Serotonin syndrome and
Hyponatraemia: Muscle cramps, drowsiness, confusion
GI bleed - give PPI as stomach protection
Upon sudden withdrawal: insomnia, headaches, flu like symptoms, GI upset –> titrate down slowly esp w/ venlafaxine
Indication of ECT? How is it done? SE?
Treatment resistant depression/mania, catatonia in schizophrenia.
General anaesthetic, electrodes on non dominant tempral lobe and induce tonic clonic seizure
SE: Death, status epilepticus, impaired memory formation (retrograde amnesia most common), post ictal drowsiness, headache, cardiac arrhythmias.
Absolute CI: raised ICP
When to admit to hospital for depression?
Serious risk of suicide/harm to others (esp children), serious self neglect, severe psychotic symptoms, lack of social support
Risk factors and management of post natal depression?
Single mother, PMHx of depression, unwanted pregnancy, poor social support, severe baby blues, previous post-partum psychosis
Manage: Edinburgh post natal depression scale, early identification of high risj mothers, CBT, meds. Social support and r/o risk to child
What is formulation?
Going beyond the dx, creating meaningful narrative and biological/social/psychological explanations to patients condition
Describe CBT
Cognitive behavioural therapy. 6-20 brief sessions.

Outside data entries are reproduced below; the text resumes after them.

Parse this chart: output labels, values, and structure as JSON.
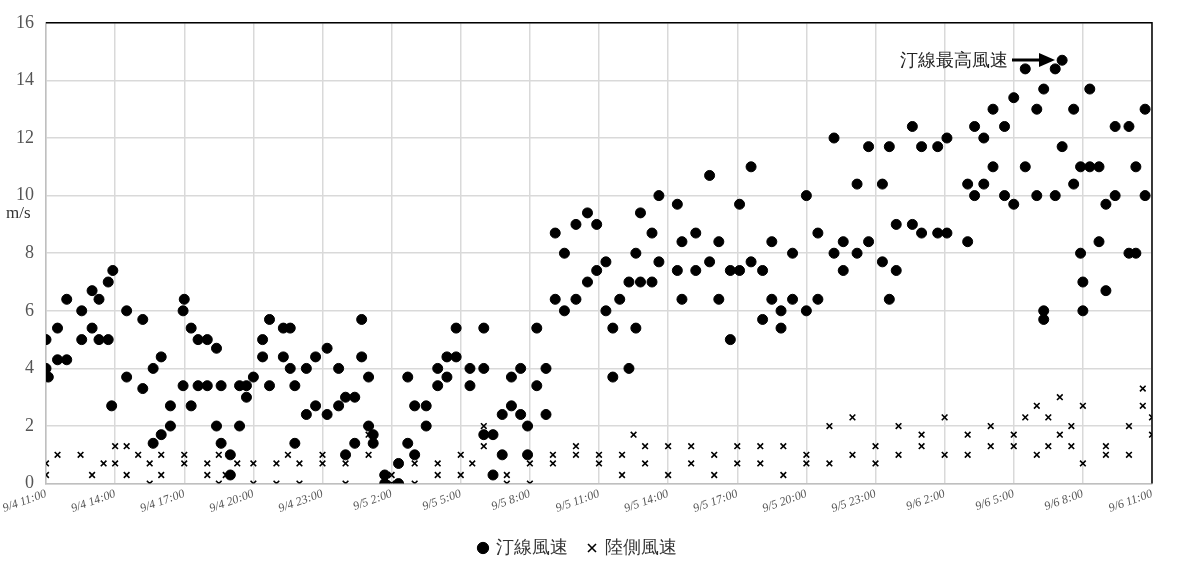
{
  "chart_data": {
    "type": "scatter",
    "ylabel": "m/s",
    "xlim": [
      "--09-04T11:00",
      "--09-06T11:00"
    ],
    "ylim": [
      0,
      16
    ],
    "xticks": [
      {
        "value": "--09-04T11:00",
        "label": "9/4 11:00"
      },
      {
        "value": "--09-04T14:00",
        "label": "9/4 14:00"
      },
      {
        "value": "--09-04T17:00",
        "label": "9/4 17:00"
      },
      {
        "value": "--09-04T20:00",
        "label": "9/4 20:00"
      },
      {
        "value": "--09-04T23:00",
        "label": "9/4 23:00"
      },
      {
        "value": "--09-05T02:00",
        "label": "9/5 2:00"
      },
      {
        "value": "--09-05T05:00",
        "label": "9/5 5:00"
      },
      {
        "value": "--09-05T08:00",
        "label": "9/5 8:00"
      },
      {
        "value": "--09-05T11:00",
        "label": "9/5 11:00"
      },
      {
        "value": "--09-05T14:00",
        "label": "9/5 14:00"
      },
      {
        "value": "--09-05T17:00",
        "label": "9/5 17:00"
      },
      {
        "value": "--09-05T20:00",
        "label": "9/5 20:00"
      },
      {
        "value": "--09-05T23:00",
        "label": "9/5 23:00"
      },
      {
        "value": "--09-06T02:00",
        "label": "9/6 2:00"
      },
      {
        "value": "--09-06T05:00",
        "label": "9/6 5:00"
      },
      {
        "value": "--09-06T08:00",
        "label": "9/6 8:00"
      },
      {
        "value": "--09-06T11:00",
        "label": "9/6 11:00"
      }
    ],
    "yticks": [
      0,
      2,
      4,
      6,
      8,
      10,
      12,
      14,
      16
    ],
    "grid": true,
    "legend": "bottom",
    "annotations": [
      "汀線最高風速"
    ],
    "series": [
      {
        "name": "汀線風速",
        "color": "#000000",
        "marker": "circle",
        "x": [
          "--09-04T11:00",
          "--09-04T11:00",
          "--09-04T11:06",
          "--09-04T11:30",
          "--09-04T11:30",
          "--09-04T11:54",
          "--09-04T11:54",
          "--09-04T12:33",
          "--09-04T12:33",
          "--09-04T13:00",
          "--09-04T13:00",
          "--09-04T13:18",
          "--09-04T13:18",
          "--09-04T13:42",
          "--09-04T13:42",
          "--09-04T13:54",
          "--09-04T13:51",
          "--09-04T14:30",
          "--09-04T14:30",
          "--09-04T15:12",
          "--09-04T15:12",
          "--09-04T15:39",
          "--09-04T15:39",
          "--09-04T16:00",
          "--09-04T16:00",
          "--09-04T16:24",
          "--09-04T16:24",
          "--09-04T16:57",
          "--09-04T16:57",
          "--09-04T17:00",
          "--09-04T17:18",
          "--09-04T17:18",
          "--09-04T17:36",
          "--09-04T17:36",
          "--09-04T18:00",
          "--09-04T18:00",
          "--09-04T18:24",
          "--09-04T18:24",
          "--09-04T18:36",
          "--09-04T18:36",
          "--09-04T19:00",
          "--09-04T19:00",
          "--09-04T19:24",
          "--09-04T19:24",
          "--09-04T19:42",
          "--09-04T19:42",
          "--09-04T20:00",
          "--09-04T20:24",
          "--09-04T20:24",
          "--09-04T20:42",
          "--09-04T20:42",
          "--09-04T21:18",
          "--09-04T21:18",
          "--09-04T21:36",
          "--09-04T21:36",
          "--09-04T21:48",
          "--09-04T21:48",
          "--09-04T22:18",
          "--09-04T22:18",
          "--09-04T22:42",
          "--09-04T22:42",
          "--09-04T23:12",
          "--09-04T23:12",
          "--09-04T23:42",
          "--09-04T23:42",
          "--09-05T00:00",
          "--09-05T00:00",
          "--09-05T00:24",
          "--09-05T00:24",
          "--09-05T00:42",
          "--09-05T00:42",
          "--09-05T01:00",
          "--09-05T01:00",
          "--09-05T01:12",
          "--09-05T01:12",
          "--09-05T01:42",
          "--09-05T01:42",
          "--09-05T02:18",
          "--09-05T02:18",
          "--09-05T02:42",
          "--09-05T02:42",
          "--09-05T03:00",
          "--09-05T03:00",
          "--09-05T03:30",
          "--09-05T03:30",
          "--09-05T04:00",
          "--09-05T04:00",
          "--09-05T04:24",
          "--09-05T04:24",
          "--09-05T04:48",
          "--09-05T04:48",
          "--09-05T05:24",
          "--09-05T05:24",
          "--09-05T06:00",
          "--09-05T06:00",
          "--09-05T06:00",
          "--09-05T06:24",
          "--09-05T06:24",
          "--09-05T06:48",
          "--09-05T06:48",
          "--09-05T07:12",
          "--09-05T07:12",
          "--09-05T07:36",
          "--09-05T07:36",
          "--09-05T07:54",
          "--09-05T07:54",
          "--09-05T08:18",
          "--09-05T08:18",
          "--09-05T08:42",
          "--09-05T08:42",
          "--09-05T09:06",
          "--09-05T09:06",
          "--09-05T09:30",
          "--09-05T09:30",
          "--09-05T10:00",
          "--09-05T10:00",
          "--09-05T10:30",
          "--09-05T10:30",
          "--09-05T10:54",
          "--09-05T10:54",
          "--09-05T11:18",
          "--09-05T11:18",
          "--09-05T11:36",
          "--09-05T11:36",
          "--09-05T11:54",
          "--09-05T12:18",
          "--09-05T12:18",
          "--09-05T12:36",
          "--09-05T12:36",
          "--09-05T12:48",
          "--09-05T12:48",
          "--09-05T13:18",
          "--09-05T13:18",
          "--09-05T13:36",
          "--09-05T13:36",
          "--09-05T14:24",
          "--09-05T14:24",
          "--09-05T14:36",
          "--09-05T14:36",
          "--09-05T15:12",
          "--09-05T15:12",
          "--09-05T15:48",
          "--09-05T15:48",
          "--09-05T16:12",
          "--09-05T16:12",
          "--09-05T16:42",
          "--09-05T16:42",
          "--09-05T17:06",
          "--09-05T17:06",
          "--09-05T17:36",
          "--09-05T17:36",
          "--09-05T18:06",
          "--09-05T18:06",
          "--09-05T18:30",
          "--09-05T18:30",
          "--09-05T18:54",
          "--09-05T18:54",
          "--09-05T19:24",
          "--09-05T19:24",
          "--09-05T20:00",
          "--09-05T20:00",
          "--09-05T20:30",
          "--09-05T20:30",
          "--09-05T21:12",
          "--09-05T21:12",
          "--09-05T21:36",
          "--09-05T21:36",
          "--09-05T22:12",
          "--09-05T22:12",
          "--09-05T22:42",
          "--09-05T22:42",
          "--09-05T23:18",
          "--09-05T23:18",
          "--09-05T23:36",
          "--09-05T23:36",
          "--09-05T23:54",
          "--09-05T23:54",
          "--09-06T00:36",
          "--09-06T00:36",
          "--09-06T01:00",
          "--09-06T01:00",
          "--09-06T01:42",
          "--09-06T01:42",
          "--09-06T02:06",
          "--09-06T02:06",
          "--09-06T03:00",
          "--09-06T03:00",
          "--09-06T03:18",
          "--09-06T03:18",
          "--09-06T03:42",
          "--09-06T03:42",
          "--09-06T04:06",
          "--09-06T04:06",
          "--09-06T04:36",
          "--09-06T04:36",
          "--09-06T05:00",
          "--09-06T05:00",
          "--09-06T05:30",
          "--09-06T05:30",
          "--09-06T06:00",
          "--09-06T06:00",
          "--09-06T06:18",
          "--09-06T06:18",
          "--09-06T06:18",
          "--09-06T06:48",
          "--09-06T06:48",
          "--09-06T07:06",
          "--09-06T07:06",
          "--09-06T07:36",
          "--09-06T07:36",
          "--09-06T07:54",
          "--09-06T07:54",
          "--09-06T08:00",
          "--09-06T08:00",
          "--09-06T08:18",
          "--09-06T08:18",
          "--09-06T08:42",
          "--09-06T08:42",
          "--09-06T09:00",
          "--09-06T09:00",
          "--09-06T09:24",
          "--09-06T09:24",
          "--09-06T10:00",
          "--09-06T10:00",
          "--09-06T10:18",
          "--09-06T10:18",
          "--09-06T10:42",
          "--09-06T10:42"
        ],
        "values": [
          5.0,
          4.0,
          3.7,
          5.4,
          4.3,
          6.4,
          4.3,
          6.0,
          5.0,
          6.7,
          5.4,
          6.4,
          5.0,
          7.0,
          5.0,
          7.4,
          2.7,
          6.0,
          3.7,
          5.7,
          3.3,
          4.0,
          1.4,
          4.4,
          1.7,
          2.7,
          2.0,
          6.0,
          3.4,
          6.4,
          5.4,
          2.7,
          5.0,
          3.4,
          5.0,
          3.4,
          4.7,
          2.0,
          3.4,
          1.4,
          1.0,
          0.3,
          3.4,
          2.0,
          3.4,
          3.0,
          3.7,
          5.0,
          4.4,
          5.7,
          3.4,
          5.4,
          4.4,
          5.4,
          4.0,
          3.4,
          1.4,
          4.0,
          2.4,
          4.4,
          2.7,
          4.7,
          2.4,
          4.0,
          2.7,
          3.0,
          1.0,
          3.0,
          1.4,
          5.7,
          4.4,
          3.7,
          2.0,
          1.7,
          1.4,
          0.3,
          0.0,
          0.7,
          0.0,
          3.7,
          1.4,
          2.7,
          1.0,
          2.7,
          2.0,
          4.0,
          3.4,
          4.4,
          3.7,
          5.4,
          4.4,
          4.0,
          3.4,
          5.4,
          4.0,
          1.7,
          1.7,
          0.3,
          2.4,
          1.0,
          3.7,
          2.7,
          4.0,
          2.4,
          2.0,
          1.0,
          5.4,
          3.4,
          4.0,
          2.4,
          8.7,
          6.4,
          8.0,
          6.0,
          9.0,
          6.4,
          9.4,
          7.0,
          9.0,
          7.4,
          7.7,
          6.0,
          5.4,
          3.7,
          6.4,
          7.0,
          4.0,
          8.0,
          5.4,
          9.4,
          7.0,
          8.7,
          7.0,
          10.0,
          7.7,
          9.7,
          7.4,
          8.4,
          6.4,
          8.7,
          7.4,
          10.7,
          7.7,
          8.4,
          6.4,
          7.4,
          5.0,
          9.7,
          7.4,
          11.0,
          7.7,
          7.4,
          5.7,
          8.4,
          6.4,
          6.0,
          5.4,
          8.0,
          6.4,
          10.0,
          6.0,
          8.7,
          6.4,
          12.0,
          8.0,
          8.4,
          7.4,
          10.4,
          8.0,
          11.7,
          8.4,
          10.4,
          7.7,
          11.7,
          6.4,
          9.0,
          7.4,
          12.4,
          9.0,
          11.7,
          8.7,
          11.7,
          8.7,
          12.0,
          8.7,
          10.4,
          8.4,
          12.4,
          10.0,
          12.0,
          10.4,
          13.0,
          11.0,
          12.4,
          10.0,
          13.4,
          9.7,
          14.4,
          11.0,
          13.0,
          10.0,
          13.7,
          6.0,
          5.7,
          14.4,
          10.0,
          14.7,
          11.7,
          13.0,
          10.4,
          11.0,
          8.0,
          7.0,
          6.0,
          13.7,
          11.0,
          11.0,
          8.4,
          9.7,
          6.7,
          12.4,
          10.0,
          12.4,
          8.0,
          11.0,
          8.0,
          13.0,
          10.0
        ]
      },
      {
        "name": "陸側風速",
        "color": "#000000",
        "marker": "cross",
        "x": [
          "--09-04T11:00",
          "--09-04T11:00",
          "--09-04T11:30",
          "--09-04T12:30",
          "--09-04T13:00",
          "--09-04T13:30",
          "--09-04T14:00",
          "--09-04T14:00",
          "--09-04T14:30",
          "--09-04T14:30",
          "--09-04T15:00",
          "--09-04T15:30",
          "--09-04T15:30",
          "--09-04T16:00",
          "--09-04T16:00",
          "--09-04T17:00",
          "--09-04T17:00",
          "--09-04T18:00",
          "--09-04T18:00",
          "--09-04T18:30",
          "--09-04T18:30",
          "--09-04T18:48",
          "--09-04T19:18",
          "--09-04T20:00",
          "--09-04T20:00",
          "--09-04T21:00",
          "--09-04T21:00",
          "--09-04T21:30",
          "--09-04T22:00",
          "--09-04T22:00",
          "--09-04T23:00",
          "--09-04T23:00",
          "--09-05T00:00",
          "--09-05T00:00",
          "--09-05T01:00",
          "--09-05T01:00",
          "--09-05T02:00",
          "--09-05T02:00",
          "--09-05T03:00",
          "--09-05T03:00",
          "--09-05T04:00",
          "--09-05T04:00",
          "--09-05T05:00",
          "--09-05T05:00",
          "--09-05T05:30",
          "--09-05T06:00",
          "--09-05T06:00",
          "--09-05T07:00",
          "--09-05T07:00",
          "--09-05T08:00",
          "--09-05T08:00",
          "--09-05T09:00",
          "--09-05T09:00",
          "--09-05T10:00",
          "--09-05T10:00",
          "--09-05T11:00",
          "--09-05T11:00",
          "--09-05T12:00",
          "--09-05T12:00",
          "--09-05T12:30",
          "--09-05T13:00",
          "--09-05T13:00",
          "--09-05T14:00",
          "--09-05T14:00",
          "--09-05T15:00",
          "--09-05T15:00",
          "--09-05T16:00",
          "--09-05T16:00",
          "--09-05T17:00",
          "--09-05T17:00",
          "--09-05T18:00",
          "--09-05T18:00",
          "--09-05T19:00",
          "--09-05T19:00",
          "--09-05T20:00",
          "--09-05T20:00",
          "--09-05T21:00",
          "--09-05T21:00",
          "--09-05T22:00",
          "--09-05T22:00",
          "--09-05T23:00",
          "--09-05T23:00",
          "--09-06T00:00",
          "--09-06T00:00",
          "--09-06T01:00",
          "--09-06T01:00",
          "--09-06T02:00",
          "--09-06T02:00",
          "--09-06T03:00",
          "--09-06T03:00",
          "--09-06T04:00",
          "--09-06T04:00",
          "--09-06T05:00",
          "--09-06T05:00",
          "--09-06T05:30",
          "--09-06T06:00",
          "--09-06T06:00",
          "--09-06T06:30",
          "--09-06T06:30",
          "--09-06T07:00",
          "--09-06T07:00",
          "--09-06T07:30",
          "--09-06T07:30",
          "--09-06T08:00",
          "--09-06T08:00",
          "--09-06T09:00",
          "--09-06T09:00",
          "--09-06T10:00",
          "--09-06T10:00",
          "--09-06T10:36",
          "--09-06T10:36",
          "--09-06T11:00",
          "--09-06T11:00"
        ],
        "values": [
          0.3,
          0.7,
          1.0,
          1.0,
          0.3,
          0.7,
          1.3,
          0.7,
          1.3,
          0.3,
          1.0,
          0.0,
          0.7,
          1.0,
          0.3,
          1.0,
          0.7,
          0.7,
          0.3,
          0.0,
          1.0,
          0.3,
          0.7,
          0.7,
          0.0,
          0.7,
          0.0,
          1.0,
          0.0,
          0.7,
          1.0,
          0.7,
          0.0,
          0.7,
          1.7,
          1.0,
          0.3,
          0.0,
          0.7,
          0.0,
          0.7,
          0.3,
          1.0,
          0.3,
          0.7,
          1.3,
          2.0,
          0.3,
          0.0,
          0.7,
          0.0,
          1.0,
          0.7,
          1.3,
          1.0,
          1.0,
          0.7,
          1.0,
          0.3,
          1.7,
          1.3,
          0.7,
          1.3,
          0.3,
          1.3,
          0.7,
          1.0,
          0.3,
          1.3,
          0.7,
          1.3,
          0.7,
          1.3,
          0.3,
          1.0,
          0.7,
          2.0,
          0.7,
          2.3,
          1.0,
          1.3,
          0.7,
          2.0,
          1.0,
          1.7,
          1.3,
          2.3,
          1.0,
          1.7,
          1.0,
          2.0,
          1.3,
          1.3,
          1.7,
          2.3,
          2.7,
          1.0,
          2.3,
          1.3,
          3.0,
          1.7,
          2.0,
          1.3,
          2.7,
          0.7,
          1.3,
          1.0,
          2.0,
          1.0,
          3.3,
          2.7,
          2.3,
          1.7
        ]
      }
    ]
  }
}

1st wave: behavioural - thoughts and feelings follow behaviour - work on changing behaviour
2nd: cognitive aspect and behavioural. - work on changing thoughts as feelings follow.
3rd wave: add mindfulness and acceptance techniques
What is exposure therapy used for and how it performed?
Used for phobias, OCD, PTSD. Safe exposure under supervised condition. Works on troubling thoughts/feelings/memories. Techniques to avoid rituals/thoughts. Addresses symptoms as avoidance increases anxiety.
What is counselling?
Short sessions which helps patient cope with recent events and does not aim to change to patient as a person.
What is cognitive analytical therapy?
A therapy to help patients link events in their early life and how this developed into the issues they have today.
What is interpersonal therapy?
Therapy which works on strengthening how patients form interpersonal relationships.
What is dialectic behavioural therapy?
CBT/Behavioural therapy aimed at people with borderline PD. Helps patients manage their emotions, and accept who they are. Group or individual.